What motivates you: A deep-dive of what truly makes our wheels spin

Are you unmotivated in your life? Or perhaps, worse yet, motivated by the wrong things? Motivation can be fickle and, at its worst, downright dangerous, so figuring out what gets your wheels spinning and how you can control that phenomenon to better suit your needs is a big part of what leads to success.

Though no two people might share the exact same motivations in life, there are common threads and thought processes worth examining, starting with an understanding of the most basic of all bad motivations: money.

Money is essential to the vast majority of peoples’ lives, but it’s not what anyone’s truly after. Lower-income folk barely scrounging by and busting their asses at trivial jobs aren’t doing so to accrue money, they’re doing it to keep the lights on, the fridge stocked, and the water flowing. Their motivation is to survive. The second that money is no longer necessary to that goal, it ceases to be a factor in motivations.

Similarly, the rich aren’t motivated by money, either. Look at “The Wolf of Wall Street.” It’s a movie about the life of Jordan Belfort, a man who made a killing as a sketchy stockbroker. Belfort himself endorsed the movie, so make no mistake, the content in it is reflective of reality—especially when Leonardo DiCaprio (who portrays Belfort) declares that he calls dollar bills “fun coupons.” Money means little to him, just like how it isn’t much of an object to most rich people. It’s just a means to an end. In Belfort’s case, that end was loaded with drugs, prostitutes, general debauchery, and all the freedom in the world.

Another wealthy person who agrees that freedom is the purest motivation is Kevin O’Leary, an investor, and star of the TV show Shark Tank. O’Leary himself has said “You don’t do it for money. It’s not about greed. It’s about personal freedom.” That’s the point of earning more money than you need. It affords you the option to do what you want when you want, where you want.
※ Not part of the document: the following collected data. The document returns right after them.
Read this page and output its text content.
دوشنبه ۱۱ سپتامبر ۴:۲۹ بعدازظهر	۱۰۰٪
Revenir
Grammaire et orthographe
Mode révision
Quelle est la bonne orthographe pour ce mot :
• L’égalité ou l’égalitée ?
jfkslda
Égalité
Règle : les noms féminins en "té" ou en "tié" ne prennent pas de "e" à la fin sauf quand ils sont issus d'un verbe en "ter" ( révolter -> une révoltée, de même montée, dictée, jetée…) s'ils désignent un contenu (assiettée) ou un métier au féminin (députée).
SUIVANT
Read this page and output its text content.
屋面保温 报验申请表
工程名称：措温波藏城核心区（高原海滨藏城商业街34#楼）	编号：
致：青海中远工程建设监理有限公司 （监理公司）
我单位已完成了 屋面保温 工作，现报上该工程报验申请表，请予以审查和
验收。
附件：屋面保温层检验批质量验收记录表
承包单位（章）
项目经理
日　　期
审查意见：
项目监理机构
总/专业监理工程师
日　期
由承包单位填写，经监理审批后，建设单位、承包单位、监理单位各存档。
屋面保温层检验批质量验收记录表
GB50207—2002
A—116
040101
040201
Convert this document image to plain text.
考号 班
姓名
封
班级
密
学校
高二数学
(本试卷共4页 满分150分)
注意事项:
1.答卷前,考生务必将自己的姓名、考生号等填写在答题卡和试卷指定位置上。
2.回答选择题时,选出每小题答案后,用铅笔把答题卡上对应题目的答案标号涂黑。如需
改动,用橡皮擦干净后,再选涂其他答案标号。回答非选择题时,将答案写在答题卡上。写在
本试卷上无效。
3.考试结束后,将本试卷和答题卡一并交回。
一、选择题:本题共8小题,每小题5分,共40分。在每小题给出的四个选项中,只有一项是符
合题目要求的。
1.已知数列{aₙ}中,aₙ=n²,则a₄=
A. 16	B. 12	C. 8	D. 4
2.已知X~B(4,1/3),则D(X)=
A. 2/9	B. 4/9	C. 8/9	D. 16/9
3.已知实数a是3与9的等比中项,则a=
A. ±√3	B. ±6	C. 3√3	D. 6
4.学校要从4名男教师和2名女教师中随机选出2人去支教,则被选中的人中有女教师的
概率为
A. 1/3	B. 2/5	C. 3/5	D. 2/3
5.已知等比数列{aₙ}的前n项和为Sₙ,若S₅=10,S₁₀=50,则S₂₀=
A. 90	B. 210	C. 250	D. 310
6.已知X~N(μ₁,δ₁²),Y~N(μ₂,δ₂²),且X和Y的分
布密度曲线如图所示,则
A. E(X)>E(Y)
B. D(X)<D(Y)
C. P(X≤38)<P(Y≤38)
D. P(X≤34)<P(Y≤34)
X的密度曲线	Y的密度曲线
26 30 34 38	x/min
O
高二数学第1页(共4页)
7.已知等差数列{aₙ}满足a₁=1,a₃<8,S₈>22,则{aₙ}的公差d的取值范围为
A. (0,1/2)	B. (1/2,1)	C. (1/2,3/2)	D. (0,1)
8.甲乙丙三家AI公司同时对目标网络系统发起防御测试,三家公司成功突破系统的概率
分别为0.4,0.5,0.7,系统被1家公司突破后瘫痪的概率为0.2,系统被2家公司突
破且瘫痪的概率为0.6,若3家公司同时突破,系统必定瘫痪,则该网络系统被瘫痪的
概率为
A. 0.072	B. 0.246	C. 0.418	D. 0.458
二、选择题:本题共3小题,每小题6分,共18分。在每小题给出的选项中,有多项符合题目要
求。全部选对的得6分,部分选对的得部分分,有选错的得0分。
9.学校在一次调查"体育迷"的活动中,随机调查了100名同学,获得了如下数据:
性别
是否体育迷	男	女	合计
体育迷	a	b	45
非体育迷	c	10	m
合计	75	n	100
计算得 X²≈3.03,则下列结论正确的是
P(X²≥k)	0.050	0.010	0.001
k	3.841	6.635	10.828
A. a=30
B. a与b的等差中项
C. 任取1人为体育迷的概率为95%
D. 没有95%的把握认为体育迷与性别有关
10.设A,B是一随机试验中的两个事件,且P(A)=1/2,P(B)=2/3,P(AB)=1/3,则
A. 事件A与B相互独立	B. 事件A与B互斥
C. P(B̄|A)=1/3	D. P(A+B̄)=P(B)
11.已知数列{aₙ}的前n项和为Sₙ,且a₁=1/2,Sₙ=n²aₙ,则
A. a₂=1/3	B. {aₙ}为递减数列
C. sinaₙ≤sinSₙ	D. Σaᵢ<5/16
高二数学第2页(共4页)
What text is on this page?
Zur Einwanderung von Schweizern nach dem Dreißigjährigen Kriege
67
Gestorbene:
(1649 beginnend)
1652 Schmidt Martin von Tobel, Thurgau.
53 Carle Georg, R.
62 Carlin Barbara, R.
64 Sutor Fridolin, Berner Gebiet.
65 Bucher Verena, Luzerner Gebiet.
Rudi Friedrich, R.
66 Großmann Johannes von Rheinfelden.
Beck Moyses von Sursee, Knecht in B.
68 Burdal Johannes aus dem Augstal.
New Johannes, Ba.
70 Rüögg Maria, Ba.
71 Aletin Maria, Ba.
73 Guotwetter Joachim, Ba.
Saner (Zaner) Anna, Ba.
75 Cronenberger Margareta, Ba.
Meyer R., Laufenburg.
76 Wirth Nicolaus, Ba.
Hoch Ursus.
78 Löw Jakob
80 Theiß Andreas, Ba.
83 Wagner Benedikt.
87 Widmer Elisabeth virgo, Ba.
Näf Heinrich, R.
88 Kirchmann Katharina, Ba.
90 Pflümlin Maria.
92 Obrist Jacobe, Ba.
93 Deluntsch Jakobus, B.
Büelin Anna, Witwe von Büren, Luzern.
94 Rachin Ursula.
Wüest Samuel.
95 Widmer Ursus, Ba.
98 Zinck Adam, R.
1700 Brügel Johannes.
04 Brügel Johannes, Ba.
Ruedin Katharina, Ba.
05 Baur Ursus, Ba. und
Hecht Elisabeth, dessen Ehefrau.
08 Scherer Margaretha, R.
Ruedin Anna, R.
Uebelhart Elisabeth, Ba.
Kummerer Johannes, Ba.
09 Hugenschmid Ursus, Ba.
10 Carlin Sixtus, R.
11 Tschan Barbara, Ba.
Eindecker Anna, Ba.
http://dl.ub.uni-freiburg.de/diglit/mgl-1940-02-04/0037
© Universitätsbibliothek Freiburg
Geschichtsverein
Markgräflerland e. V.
So if you’re motivated by money or are a self-described workaholic without an endgame in mind, take a step back and think carefully about why you do what you do. Is the stockpile of green under your mattress really important? No—it’s what it leads to. If you can live your life and fulfill your dreams independent of money, the power to you. And if you need money to get where you want to go, never lose sight of the bigger picture and end goal, lest you become unable to see the forest for the trees.

Alternatively, one might push forward in life in their pursuit to be the best at something. This is a laughable, albeit noble, pursuit. After all, there are over 7 billion people on the planet. Do you truly think you can be the best?

Even Michael Phelps, who has 28 Olympic medals for swimming, might not be the world’s best swimmer. Sure, he’s the best-documented swimmer, but how many millions of teens and young adults might be lurking out there, stuck in positions where they can’t prove they’re the best on an international stage? There’s undoubtedly a “better” swimmer out there.

Being Olympic-grade at anything is the ultimate best-case scenario. Odds are, most hyper-ambitious people will settle for being “the best,” e.g. the most financially successful or professionally competent, in their immediate social circles, workgroups, or family units. Maybe a few folks aim to be the best in their city at whatever it is they do, and fewer still aim for being the best in the country. A handful of folks even strive to be the best in the world. But none of that matters, because someone will always be better than you.

With this in mind, it might be healthier to reframe your ambitions. You don’t need to be the best in your office to score a promotion; you just need to be better than whoever’s likeliest to land the raise beside you. Similarly, if there is no direct competitor—say you want to be a novelist and you’re not directly facing a singular opponent, but rather, the massive, multi-headed demon known as literary industry approval—then it’s not about being the best of them all, it’s simply about being the best you can be. Because, at some point, it might not matter how good you are—it still might not be enough. Especially when you work in subjective fields and everyone’s metric for “best” is arbitrary.

Don’t fight to be the best out there. Don’t drive yourself harder solely to earn dollar bills. Just be the best at accomplishing tangible goals you set for yourself, and remember that money is a tool, not an objective. With this, we arrive at our third and final topic related to motivation: passion.

Passion is the ultimate motivator, and arguably the best one. Unlike money or a pointless “best” title, passion is something that can fill you with a sense of fulfillment, contentment, and happiness all at the same time. If everyone in the world could do the things they care about and prioritize passion over logistical realities like paying bills and taking care of others’ problems, the world would be a much more vibrant place. Alas, reality isn’t kind enough to afford everyone a shot at pursuing their passion. Even so, having that inner drive is a sensation unlike any other.

Is it possible to be overly passionate? Yes. You can take the motivation derived from your love of something too far, to the point where you neglect other important aspects of your life—chiefly, your health, work, friends and family, and well-being. But if you can keep those areas in check, there really aren’t too many reasons not to go hard with your passions.

At its best, passion can help you eliminate distractions and roadblocks in your life that are holding you back, and help you focus on achieving the future you want for yourself. So make money, be the best at what you can, but never forget that having an intrinsic love for something is the king of the motivational hill. Play the game for the game’s own sake.